Depois de dar uma volta, dirija-se ao centro, onde a utopia comunista o aguarda. O Walhalla igualitário é povoado por luminares comunistas como Vladimir Lenin, Karl Marx e Joseph Stalin (por causa da página central, os dois últimos nomes são lidos como Max e Stain ), bem como Foster.

Close do quadrante nordeste do mapa/quadro, mostrando alguns dos obstáculos no caminho para a América Soviética – os óbvios como Wall Street, a NRA e os “chefes bandidos”, mas também a AF de L. (Federação Americana do Trabalho) e “enganadores” do Partido Socialista. 
( Crédito : Tobias Higbie / Flickr, 
CC BY-NC-SA 2.0 )

Um Panteão Comunista Americano

Outros nomes no círculo representam outros membros do panteão comunista americano, incluindo Ella Reeve Bloor (“Mãe Bloor”, uma ativista feminista), Earl Browder (líder do CPUSA na década de 1930 e início de 1940), William L. Patterson (um africano- líder americano), Julio A. Mella (fundador do Partido Comunista Cubano) e Tim Buck (Secretário Geral do Partido Comunista do Canadá).

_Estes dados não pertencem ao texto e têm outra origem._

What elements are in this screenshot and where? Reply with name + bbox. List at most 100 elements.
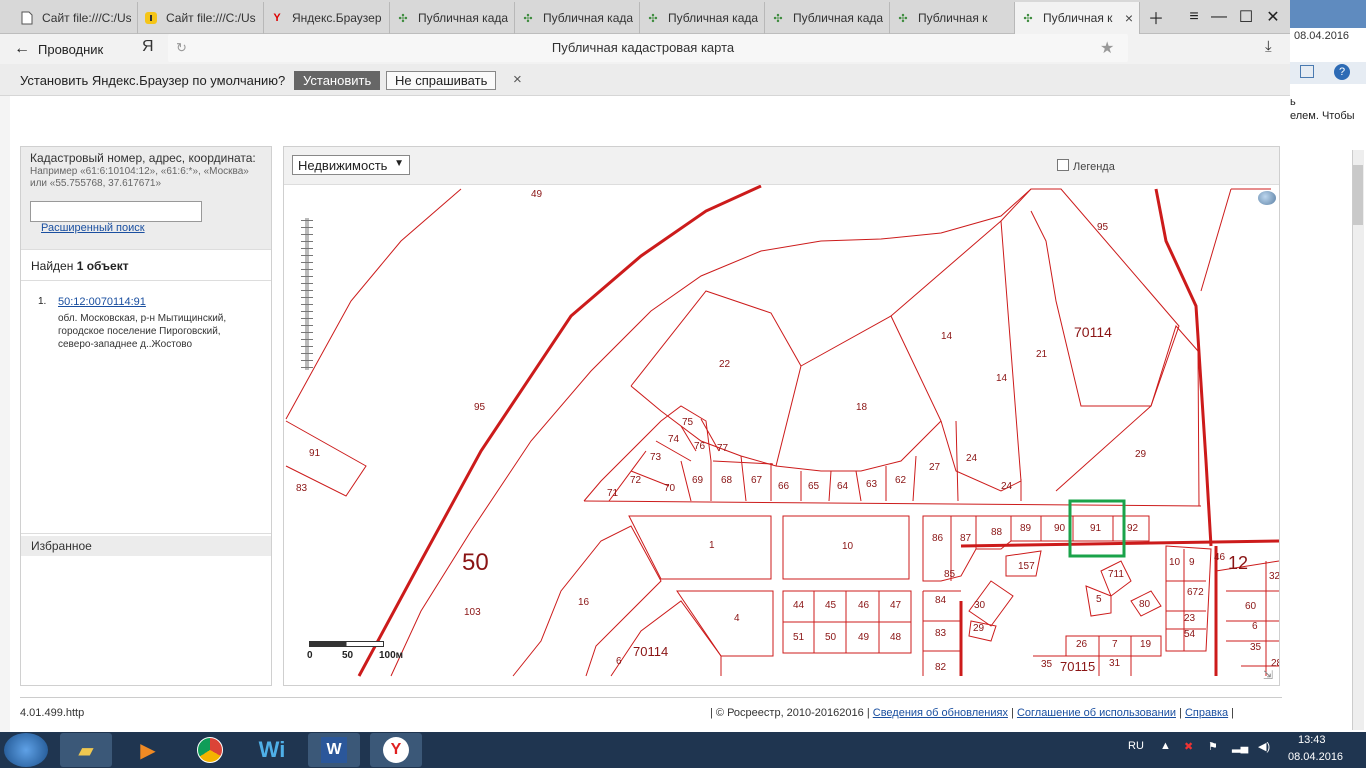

Estes heróis comunistas estão agora praticamente esquecidos. Se, através de alguma aberração da história, William Z. Foster tivesse vencido as eleições presidenciais de 1932 e a América Soviética se tivesse tornado uma realidade, os seus nomes e rostos seriam-nos tão familiares agora como os de George Washington, Thomas Jefferson e Abraham Lincoln são para os americanos. E Foster teria conseguido um funeral de Estado em Washington, em vez de em Moscou.

O jogo de tabuleiro que promoveu uma “América Soviética”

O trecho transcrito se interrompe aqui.